Early Jewish Christian Relations
Program Unit Type: Section
Accepting Papers? Yes
Call For Papers: For the 2019 annual meeting, Early Jewish Christian Relations plans three sessions. The first session is an invited review session, co-sponsored with the Book of Acts program unit. Paula Fredriksen’s book When Christians were Jews rereads the letters of Paul, the Gospels, Acts, and Josephus to reconstruct the development of the apostolic church as a messianic temple-centered movement through its fragmentation when the Romans destroyed the temple. For this session, a panel of invited scholars from a variety of disciplines will review Fredriksen’s book, and Fredriksen will provide a response. The second session will be titled "Racialized Discourse in Early Jewish-Christian Relations." This session invites papers that explore ancient and modern constructions of race for thinking about early Jewish-Christian relations, including how Roman-period Jews, Christians, and anyone in between employed constructions of race and racial identity for thinking about difference.

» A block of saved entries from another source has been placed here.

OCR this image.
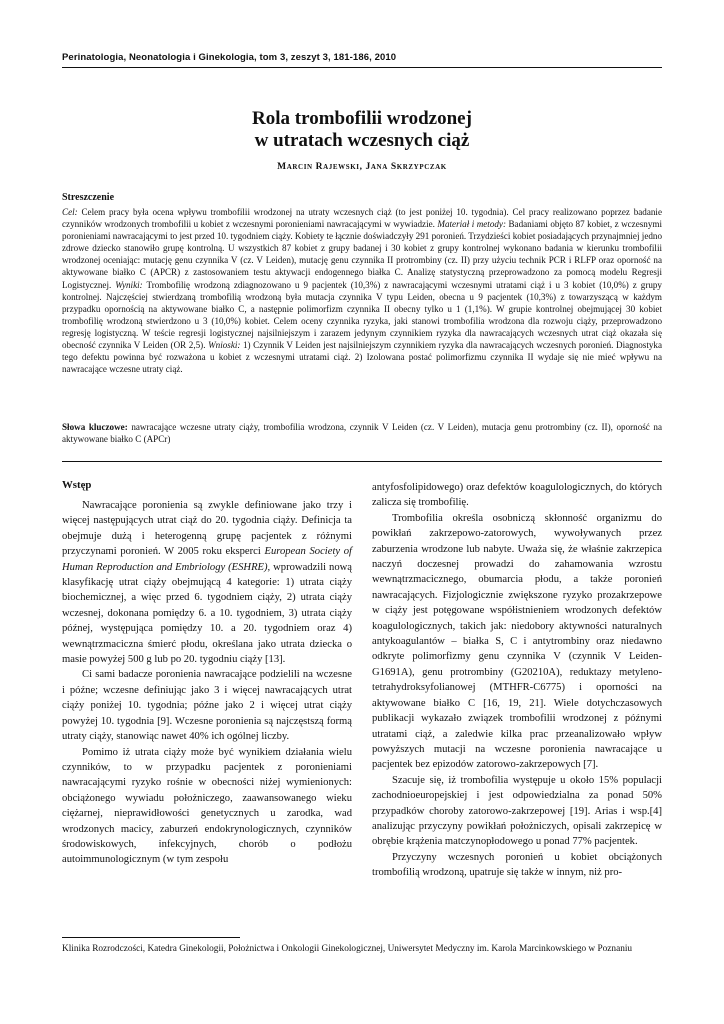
Perinatologia, Neonatologia i Ginekologia, tom 3, zeszyt 3, 181-186, 2010
Rola trombofilii wrodzonej
w utratach wczesnych ciąż
Marcin Rajewski, Jana Skrzypczak
Streszczenie

Cel: Celem pracy była ocena wpływu trombofilii wrodzonej na utraty wczesnych ciąż (to jest poniżej 10. tygodnia). Cel pracy realizowano poprzez badanie czynników wrodzonych trombofilii u kobiet z wczesnymi poronieniami nawracającymi w wywiadzie. Materiał i metody: Badaniami objęto 87 kobiet, z wczesnymi poronieniami nawracającymi to jest przed 10. tygodniem ciąży. Kobiety te łącznie doświadczyły 291 poronień. Trzydzieści kobiet posiadających przynajmniej jedno zdrowe dziecko stanowiło grupę kontrolną. U wszystkich 87 kobiet z grupy badanej i 30 kobiet z grupy kontrolnej wykonano badania w kierunku trombofilii wrodzonej oceniając: mutację genu czynnika V (cz. V Leiden), mutację genu czynnika II protrombiny (cz. II) przy użyciu technik PCR i RLFP oraz oporność na aktywowane białko C (APCR) z zastosowaniem testu aktywacji endogennego białka C. Analizę statystyczną przeprowadzono za pomocą modelu Regresji Logistycznej. Wyniki: Trombofilię wrodzoną zdiagnozowano u 9 pacjentek (10,3%) z nawracającymi wczesnymi utratami ciąż i u 3 kobiet (10,0%) z grupy kontrolnej. Najczęściej stwierdzaną trombofilią wrodzoną była mutacja czynnika V typu Leiden, obecna u 9 pacjentek (10,3%) z towarzyszącą w każdym przypadku opornością na aktywowane białko C, a następnie polimorfizm czynnika II obecny tylko u 1 (1,1%). W grupie kontrolnej obejmującej 30 kobiet trombofilię wrodzoną stwierdzono u 3 (10,0%) kobiet. Celem oceny czynnika ryzyka, jaki stanowi trombofilia wrodzona dla rozwoju ciąży, przeprowadzono regresję logistyczną. W teście regresji logistycznej najsilniejszym i zarazem jedynym czynnikiem ryzyka dla nawracających wczesnych utrat ciąż okazała się obecność czynnika V Leiden (OR 2,5). Wnioski: 1) Czynnik V Leiden jest najsilniejszym czynnikiem ryzyka dla nawracających wczesnych poronień. Diagnostyka tego defektu powinna być rozważona u kobiet z wczesnymi utratami ciąż. 2) Izolowana postać polimorfizmu czynnika II wydaje się nie mieć wpływu na nawracające wczesne utraty ciąż.

Słowa kluczowe: nawracające wczesne utraty ciąży, trombofilia wrodzona, czynnik V Leiden (cz. V Leiden), mutacja genu protrombiny (cz. II), oporność na aktywowane białko C (APCr)
Wstęp

Nawracające poronienia są zwykle definiowane jako trzy i więcej następujących utrat ciąż do 20. tygodnia ciąży. Definicja ta obejmuje dużą i heterogenną grupę pacjentek z różnymi przyczynami poronień. W 2005 roku eksperci European Society of Human Reproduction and Embriology (ESHRE), wprowadzili nową klasyfikację utrat ciąży obejmującą 4 kategorie: 1) utrata ciąży biochemicznej, a więc przed 6. tygodniem ciąży, 2) utrata ciąży wczesnej, dokonana pomiędzy 6. a 10. tygodniem, 3) utrata ciąży późnej, występująca pomiędzy 10. a 20. tygodniem oraz 4) wewnątrzmaciczna śmierć płodu, określana jako utrata dziecka o masie powyżej 500 g lub po 20. tygodniu ciąży [13].

Ci sami badacze poronienia nawracające podzielili na wczesne i późne; wczesne definiując jako 3 i więcej nawracających utrat ciąży poniżej 10. tygodnia; późne jako 2 i więcej utrat ciąży powyżej 10. tygodnia [9]. Wczesne poronienia są najczęstszą formą utraty ciąży, stanowiąc nawet 40% ich ogólnej liczby.

Pomimo iż utrata ciąży może być wynikiem działania wielu czynników, to w przypadku pacjentek z poronieniami nawracającymi ryzyko rośnie w obecności niżej wymienionych: obciążonego wywiadu położniczego, zaawansowanego wieku ciężarnej, nieprawidłowości genetycznych u zarodka, wad wrodzonych macicy, zaburzeń endokrynologicznych, czynników środowiskowych, infekcyjnych, chorób o podłożu autoimmunologicznym (w tym zespołu

antyfosfolipidowego) oraz defektów koagulologicznych, do których zalicza się trombofilię.

Trombofilia określa osobniczą skłonność organizmu do powikłań zakrzepowo-zatorowych, wywoływanych przez zaburzenia wrodzone lub nabyte. Uważa się, że właśnie zakrzepica naczyń doczesnej prowadzi do zahamowania wzrostu wewnątrzmacicznego, obumarcia płodu, a także poronień nawracających. Fizjologicznie zwiększone ryzyko prozakrzepowe w ciąży jest potęgowane współistnieniem wrodzonych defektów koagulologicznych, takich jak: niedobory aktywności naturalnych antykoagulantów – białka S, C i antytrombiny oraz niedawno odkryte polimorfizmy genu czynnika V (czynnik V Leiden-G1691A), genu protrombiny (G20210A), reduktazy metyleno-tetrahydroksyfolianowej (MTHFR-C6775) i oporności na aktywowane białko C [16, 19, 21]. Wiele dotychczasowych publikacji wykazało związek trombofilii wrodzonej z późnymi utratami ciąż, a zaledwie kilka prac przeanalizowało wpływ powyższych mutacji na wczesne poronienia nawracające u pacjentek bez epizodów zatorowo-zakrzepowych [7].

Szacuje się, iż trombofilia występuje u około 15% populacji zachodnioeuropejskiej i jest odpowiedzialna za ponad 50% przypadków choroby zatorowo-zakrzepowej [19]. Arias i wsp.[4] analizując przyczyny powikłań położniczych, opisali zakrzepicę w obrębie krążenia matczynopłodowego u ponad 77% pacjentek.

Przyczyny wczesnych poronień u kobiet obciążonych trombofilią wrodzoną, upatruje się także w innym, niż pro-

Klinika Rozrodczości, Katedra Ginekologii, Położnictwa i Onkologii Ginekologicznej, Uniwersytet Medyczny im. Karola Marcinkowskiego w Poznaniu
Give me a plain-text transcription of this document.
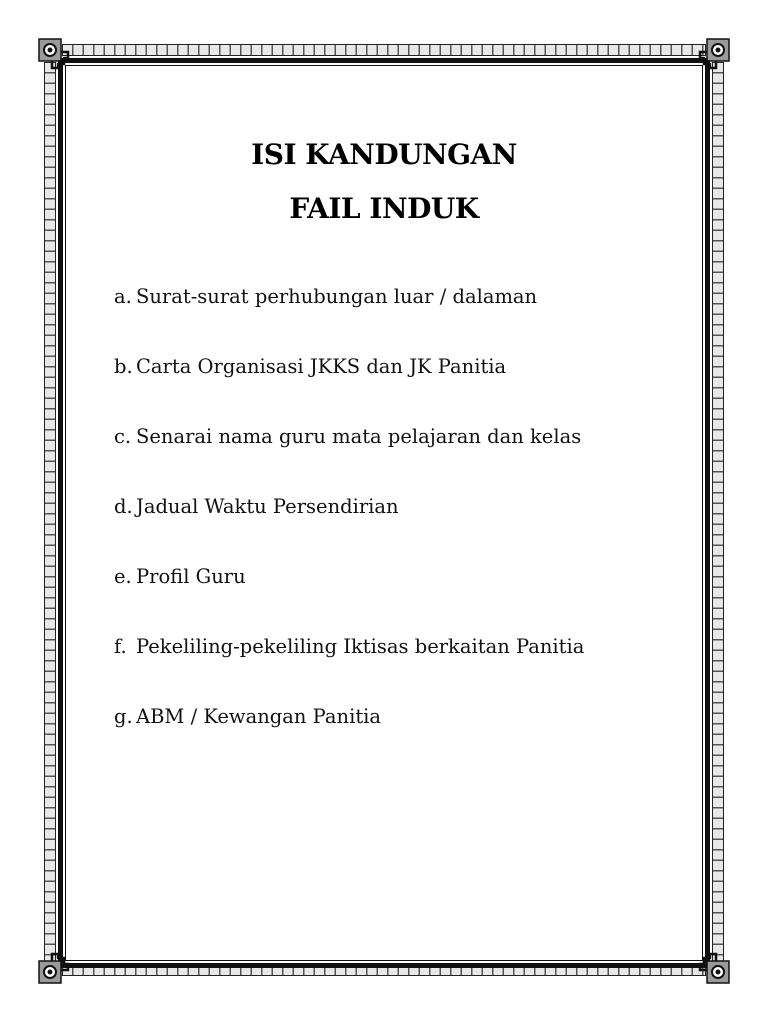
ISI KANDUNGAN
FAIL INDUK
a. Surat-surat perhubungan luar / dalaman
b. Carta Organisasi JKKS dan JK Panitia
c. Senarai nama guru mata pelajaran dan kelas
d. Jadual Waktu Persendirian
e. Profil Guru
f. Pekeliling-pekeliling Iktisas berkaitan Panitia
g. ABM / Kewangan Panitia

We are particularly interested in ancient writings that classify people, objects, practices, and places into racial categories marked as inherently dangerous and Other. A third session will be titled “The Weaponization and Deployment of Difficult Jewish-Christian Relations Texts by Contemporary Nationalist Movements: John 8:44 et al.” This session invites 10 minute-long short papers on the contemporary use of New Testament texts considered problematic in the history of Jewish-Christian relations by nationalist, white-supremacist, Ku Klux Klan, neo-Confederate, neo-Nazi, racist skinhead, or Christian Identity movements. Examples of such texts are Matthew 27:25, Luke 11:47, John 8:44, Acts 2:23, 3:15, 5:30, 1 Thessalonians 2:14–16. Usage of these texts can include, but is not limited to, rhetorical, symbolic, marking, and signifying.